If this is not an imperative type of sentence what is it then? How can two movements be a fact? (if they are not past tense? which would then conflict anyway?)
I think I read in another example that you can give orders without using the "real" order mode.
Something with odaáll gyerekek fenykepez and that a photographer can order in this way a kid to stand somewhere else...
What verb would then fit directly into this shallow sentence?
Maybe esik? For a paperplane?
No, don't fall down in front of the paper, but next to it. Next to it gives 50 points in our office championship.
I can't order a plane, so this would be a thought whilst it being midair?
Nem, nem a wc-papír elé esik, hanem mellé.
Just mentioning two places is not enough to make something a movement. For example: "Dad is not sitting in the living room, but in the kitchen." Using a verb of position is really not the best choice in these circumstances.
Yes, you can say that "nem ide, hanem oda" is the core here, the important part. "Not hither, but thither." "Nicht hierhin, sondern dorthin."
Two movements can easily be a fact (or rather, a description of what's happening, the indicative verbal mood). You can either put those in a sequence: "Walter is crossing the street and then going into the house." Or you can negate one, like the original sentence does, so just one of those movements is actually happening: "Walter is not crossing the street, but instead going into the house." It's all present tense and all indicative.
Ah, right. I forgot about that method. You can use the indicative as quasi-imperative, much like in German. So, yes, "Nem a wc-papír elé áll oda" is an okay translation. Though I would go for "állsz oda" in this case. It sounds a bit rude to give this kind of order to people you address with Ön. Sounds just like "Sie stellen sich nicht dort vor das Toilettenpapier" in German. Using the actual imperative still sounds better to me, especially if you translate it with the imperative in English (leaving out the "you" in the sentence).

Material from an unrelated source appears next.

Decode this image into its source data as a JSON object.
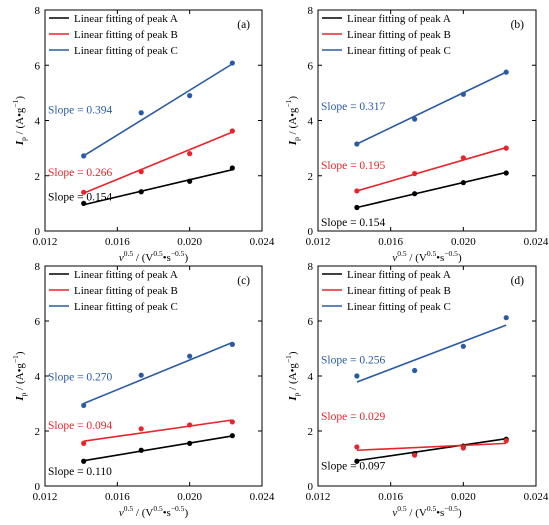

"Nem a wc-papír elé esik" really only has the indicative meaning when talking about a paper plane: "It doesn't fall in front of the toilet paper." You can give orders to a paper plane. You just did with your English sentence.
If you want to go for the pseudo-imperative "You do not fall in front of the toilet paper" / "Du fällst nicht vor das Toilettenpapier", you need to conjugate the verb, so you directly address the plane: "Nem a wc-papír elé esel."
The real imperative would be "Don't fall in front of the toilet paper" / "Fall nicht vor das Toilettenpapier" / "Ne a wc-papír elé ess."
Well, because the sentence is intended to describe a motion. :D
English really hates implied motions and "to in front of the toilet paper" sound pretty clunky, I'd say. Starting from the English sentence, there's no way to know what's actually meant, so the counterpart with előtt and mellett should be accepted, too. Even though it doesn't create the confusion of sounding so much alike as easily as elé and mellé do.
I agree, "toilet tissue" could be added to the list of acceptable replies.
On the other hand, what's wromg with "toilet paper"? That is what the Hungarian actually says, and since the word in Hungarian, "papir", is obviously close to the English word "paper", why translate it as "tissue"?